Our little group had gotten some promotion on the local radio station Community Radio Kilkenny City or CRKC where Anne aka b-unicycling was interviewed last week (listen back on Souncloud) about the group and OpenStreetMap in general.

We met tonight in Bollard’s Bar where five people attended, four of which are more or less experienced mappers (amongst them Vincent de Phily); one was a farmer who had heard about it on the radio. He had been/ is involved in the Kilkenny Fieldnames Project, and was kind enough to provide the fieldnames on his farm for the record on OpenStreetMap:

Map showing field names in Clonmoran
See this place on OpenStreetMap

They contained some interesting family names which might be recorded in the Griffith Valuation or other genealogical sources. Other names referred to the use of the field (The Paddock, The Orchard) and a landmark, a castle. Some details like stiles, the location of a former pump, an apple house, a jostle stone etc were also recorded. Liam was a great help in the “Field Names Clinic”, a concept we will probably continue in further meetings, when people turn up with their field names. He also pointed out other things which can be mapped like benchmarks and mass paths. Unfortunately, no mass path is known in the vicinity.

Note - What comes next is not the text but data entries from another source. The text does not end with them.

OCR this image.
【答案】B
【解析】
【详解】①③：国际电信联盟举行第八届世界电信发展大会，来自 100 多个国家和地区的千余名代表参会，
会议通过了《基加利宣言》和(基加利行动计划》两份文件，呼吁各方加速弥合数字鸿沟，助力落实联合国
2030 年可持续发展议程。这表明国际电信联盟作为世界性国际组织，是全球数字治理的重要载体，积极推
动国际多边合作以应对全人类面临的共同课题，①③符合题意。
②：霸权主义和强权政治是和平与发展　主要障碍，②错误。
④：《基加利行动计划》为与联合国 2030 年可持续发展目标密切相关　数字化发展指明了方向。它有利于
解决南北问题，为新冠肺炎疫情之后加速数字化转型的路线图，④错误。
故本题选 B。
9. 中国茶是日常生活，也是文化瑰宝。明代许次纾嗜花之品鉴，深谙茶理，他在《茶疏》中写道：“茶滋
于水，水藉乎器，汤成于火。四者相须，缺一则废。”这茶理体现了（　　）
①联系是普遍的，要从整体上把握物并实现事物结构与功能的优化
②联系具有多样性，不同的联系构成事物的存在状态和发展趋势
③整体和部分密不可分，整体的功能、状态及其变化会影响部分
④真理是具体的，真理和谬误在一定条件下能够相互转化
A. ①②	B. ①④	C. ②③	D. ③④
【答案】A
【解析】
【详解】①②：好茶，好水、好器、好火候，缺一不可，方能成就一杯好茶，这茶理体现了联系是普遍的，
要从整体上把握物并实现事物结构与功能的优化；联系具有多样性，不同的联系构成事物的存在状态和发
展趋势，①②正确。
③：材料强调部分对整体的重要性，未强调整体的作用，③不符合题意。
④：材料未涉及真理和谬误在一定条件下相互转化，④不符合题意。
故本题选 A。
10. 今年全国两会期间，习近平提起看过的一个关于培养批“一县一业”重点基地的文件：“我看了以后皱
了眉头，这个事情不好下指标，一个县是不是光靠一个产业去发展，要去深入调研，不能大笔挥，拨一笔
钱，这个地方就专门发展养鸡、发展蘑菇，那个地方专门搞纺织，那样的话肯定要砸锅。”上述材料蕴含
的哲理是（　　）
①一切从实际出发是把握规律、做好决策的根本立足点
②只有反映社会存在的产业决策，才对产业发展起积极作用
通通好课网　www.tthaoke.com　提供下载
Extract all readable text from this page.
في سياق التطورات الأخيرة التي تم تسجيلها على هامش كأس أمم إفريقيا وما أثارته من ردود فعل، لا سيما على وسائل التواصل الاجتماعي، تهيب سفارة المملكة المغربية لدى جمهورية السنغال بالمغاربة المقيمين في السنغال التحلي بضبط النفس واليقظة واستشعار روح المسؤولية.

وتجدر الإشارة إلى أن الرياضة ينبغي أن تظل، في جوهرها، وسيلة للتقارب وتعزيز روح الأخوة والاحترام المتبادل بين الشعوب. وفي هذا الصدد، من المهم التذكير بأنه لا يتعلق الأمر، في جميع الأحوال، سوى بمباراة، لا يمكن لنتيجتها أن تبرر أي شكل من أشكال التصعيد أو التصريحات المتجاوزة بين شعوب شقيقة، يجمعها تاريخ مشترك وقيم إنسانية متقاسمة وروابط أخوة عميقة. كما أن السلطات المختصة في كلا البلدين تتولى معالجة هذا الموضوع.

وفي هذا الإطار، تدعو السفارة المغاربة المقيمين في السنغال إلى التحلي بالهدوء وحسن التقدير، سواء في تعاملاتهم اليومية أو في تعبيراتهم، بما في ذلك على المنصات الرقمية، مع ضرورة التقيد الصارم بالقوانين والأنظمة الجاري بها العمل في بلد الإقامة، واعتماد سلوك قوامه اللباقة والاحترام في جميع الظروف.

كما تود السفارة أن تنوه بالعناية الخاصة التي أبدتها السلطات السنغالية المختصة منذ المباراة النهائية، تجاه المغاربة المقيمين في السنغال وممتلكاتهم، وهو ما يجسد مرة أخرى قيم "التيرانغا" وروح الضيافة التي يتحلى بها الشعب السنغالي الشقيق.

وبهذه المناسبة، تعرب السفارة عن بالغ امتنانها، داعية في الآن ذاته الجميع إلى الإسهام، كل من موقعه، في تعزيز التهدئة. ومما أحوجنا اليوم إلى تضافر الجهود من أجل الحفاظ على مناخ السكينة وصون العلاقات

Field names, the mapping of them and copyright and privacy issues around them were topics, again.

Other attendees worked on mapping tower houses in Co. Kilkenny, as advertised on the radio, trying to find unmapped ones and adding ref:IE:smr as a reference to the Sites and Monuments Record to already mapped ones. If anyone feels like continuing on that, these are the ones still needing attention: http://overpass-turbo.eu/s/1xDP.

Newly added details to the Historic Environment Viewer were duly noted around St. Mary’s Church in Callan and Callan in general.

Martin made good progress mapping the parishes.

We are thinking of providing a “heritage mapping clinic” for Heritage Week in August, but details like location and in some ways format still need to be determined. Please check the OSM Calendar closer to Heritage Week as well as the Heritage Week website.